Wednesday, July 11, 2012

CQ Roll Call Daily Briefing: Missed Appropriations

CQ Roll Call Daily Briefing

Wednesday, July 11, 2012

Today In Washington

THE WHITE HOUSE: Obama is meeting in the Oval at 2:15 with the Democratic congressional leadership to plot legislative and political strategies for the 118 days until the election. In addition to the predictable “big six” — floor leaders Reid and Pelosi, whips Durbin and Hoyer, their top lieutenants Schumer and Clyburn — the invitees are Chris Van Hollen and the chairmen of both congressional campaign committees, Patty Murray and Steve Israel.

THE CHALLENGER: “If I did not believe that my policies and my leadership would help families of color, and families of any color, more than the policies and leadership of President Obama, I would not be running for president,” Romney said this morning in addressing the NAACP’s 103rd annual convention, in Houston. He was booed loudly when he called for repealing the health care law but got applause when he talked about improving rundown neighborhoods and lowering unemployment among African-Americans. He’s off to Montana now for a $25,000-a-plate fundraising dinner in the restored Hamilton home of 19th century copper baron Marcus Daly.

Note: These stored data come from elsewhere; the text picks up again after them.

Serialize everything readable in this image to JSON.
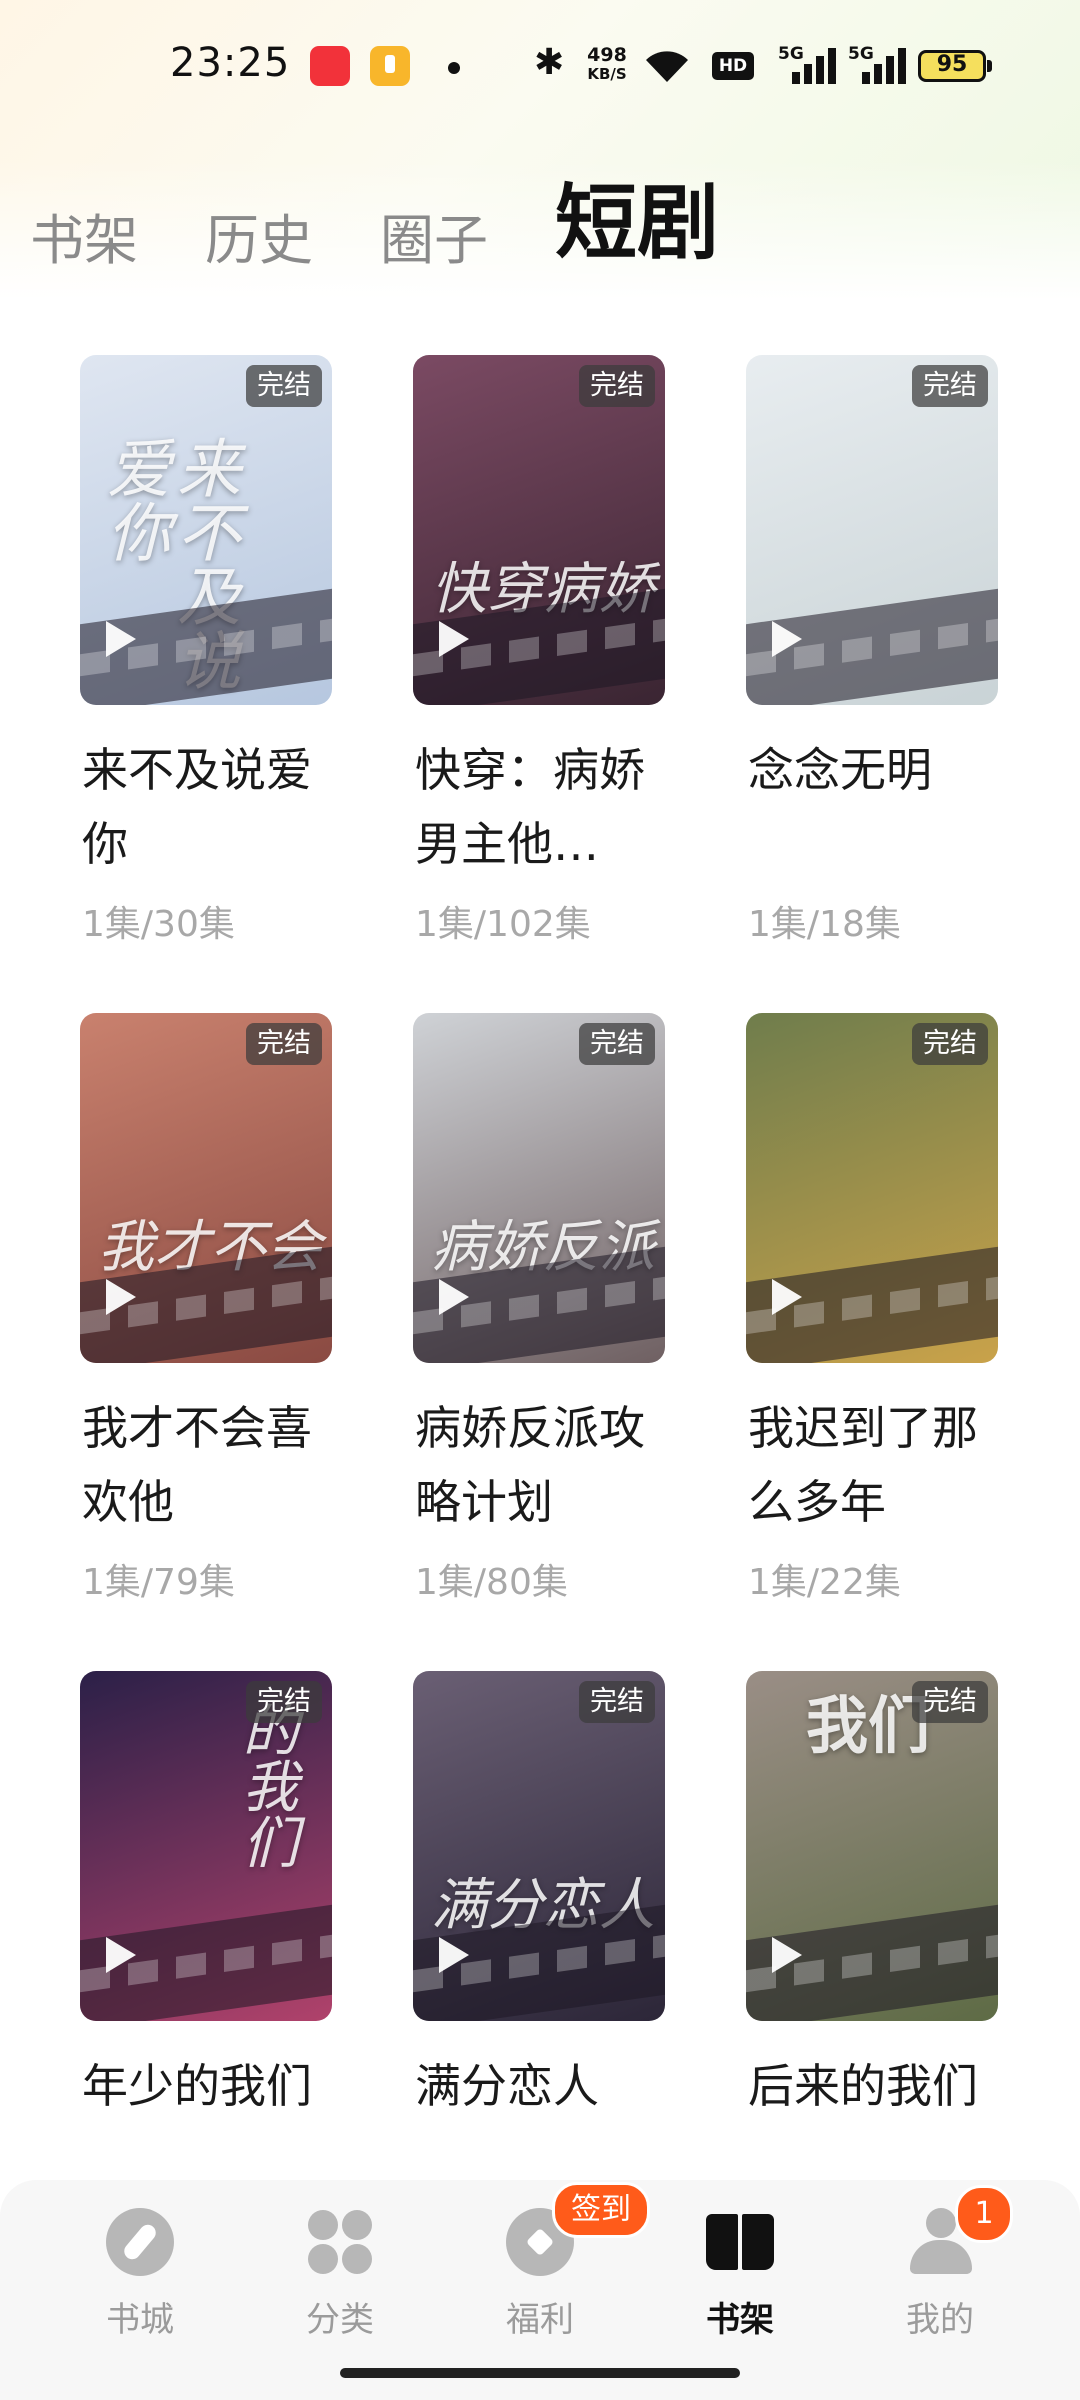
{
  "status_bar": {
    "time": "23:25",
    "net_speed_value": "498",
    "net_speed_unit": "KB/S",
    "hd_label": "HD",
    "signal1_label": "5G",
    "signal2_label": "5G",
    "battery": "95"
  },
  "tabs": [
    {
      "label": "书架",
      "active": false
    },
    {
      "label": "历史",
      "active": false
    },
    {
      "label": "圈子",
      "active": false
    },
    {
      "label": "短剧",
      "active": true
    }
  ],
  "dramas": [
    {
      "title": "来不及说爱你",
      "episodes": "1集/30集",
      "badge": "完结",
      "cover_text": "来不及说爱你",
      "colors": [
        "#dfe6f1",
        "#b6c7df"
      ]
    },
    {
      "title": "快穿：病娇男主他…",
      "episodes": "1集/102集",
      "badge": "完结",
      "cover_text": "快穿病娇",
      "colors": [
        "#7b4a63",
        "#3a2532"
      ]
    },
    {
      "title": "念念无明",
      "episodes": "1集/18集",
      "badge": "完结",
      "cover_text": "",
      "colors": [
        "#e8edf0",
        "#c9d3d6"
      ]
    },
    {
      "title": "我才不会喜欢他",
      "episodes": "1集/79集",
      "badge": "完结",
      "cover_text": "我才不会",
      "colors": [
        "#c9816e",
        "#8a4a42"
      ]
    },
    {
      "title": "病娇反派攻略计划",
      "episodes": "1集/80集",
      "badge": "完结",
      "cover_text": "病娇反派",
      "colors": [
        "#cfd2d6",
        "#6f6062"
      ]
    },
    {
      "title": "我迟到了那么多年",
      "episodes": "1集/22集",
      "badge": "完结",
      "cover_text": "",
      "colors": [
        "#6f7d4c",
        "#c9a24a"
      ]
    },
    {
      "title": "年少的我们",
      "episodes": "",
      "badge": "完结",
      "cover_text": "的我们",
      "colors": [
        "#2b2048",
        "#b0426b"
      ]
    },
    {
      "title": "满分恋人",
      "episodes": "",
      "badge": "完结",
      "cover_text": "满分恋人",
      "colors": [
        "#6a5f74",
        "#2c2638"
      ]
    },
    {
      "title": "后来的我们",
      "episodes": "",
      "badge": "完结",
      "cover_text": "我们",
      "colors": [
        "#9a8e86",
        "#5e6b45"
      ]
    }
  ],
  "bottom_nav": [
    {
      "label": "书城",
      "icon": "compass-icon",
      "active": false
    },
    {
      "label": "分类",
      "icon": "grid-icon",
      "active": false
    },
    {
      "label": "福利",
      "icon": "gift-icon",
      "active": false
    },
    {
      "label": "书架",
      "icon": "book-icon",
      "active": true
    },
    {
      "label": "我的",
      "icon": "person-icon",
      "active": false
    }
  ],
  "signin_badge": "签到",
  "notification_count": "1"
}
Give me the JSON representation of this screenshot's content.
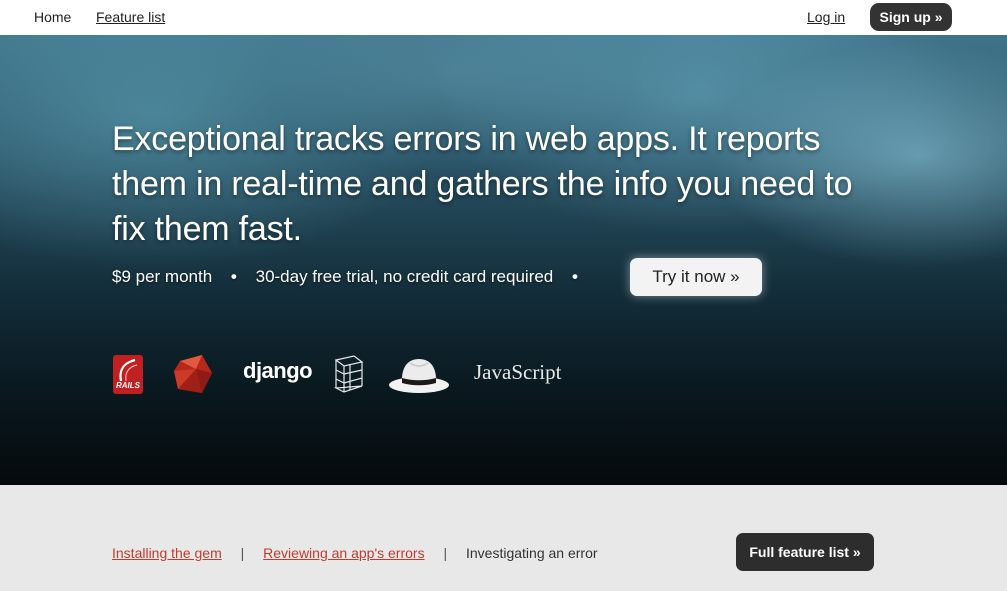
{
  "nav": {
    "home": "Home",
    "features": "Feature list",
    "login": "Log in",
    "signup": "Sign up »"
  },
  "hero": {
    "title": "Exceptional tracks errors in web apps. It reports them in real-time and gathers the info you need to fix them fast.",
    "price": "$9 per month",
    "bullet": "•",
    "trial": "30-day free trial, no credit card required",
    "cta": "Try it now »"
  },
  "logos": {
    "rails_text": "RAILS",
    "django": "django",
    "javascript": "JavaScript"
  },
  "bottom": {
    "link1": "Installing the gem",
    "separator": "|",
    "link2": "Reviewing an app's errors",
    "current": "Investigating an error",
    "full_button": "Full feature list »"
  },
  "colors": {
    "link_red": "#c23b2e",
    "dark_button": "#333333",
    "rails_red": "#c02020"
  }
}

THE SENATE: Convened at 9:30 with no announced way forward on the Democrats’ one-year, $29 billion small-business payroll tax credit proposal. Reid says he’s willing to allow Republicans some latitude to make the debate a venue for airing their campaign themes, but he and McConnell haven’t settled on which specific amendments will be put to a vote. (The GOP’s main objective is to get a roll call right away on whether all of the Bush tax cuts should be continued next year. And Democrats say they’re willing to put every senator on the record for or against Obama’s bid to end the tax cuts on income above $250,000 — but apparently not right away; this morning Reid formally blocked a Republican proposal for back-to-back votes on both ideas.)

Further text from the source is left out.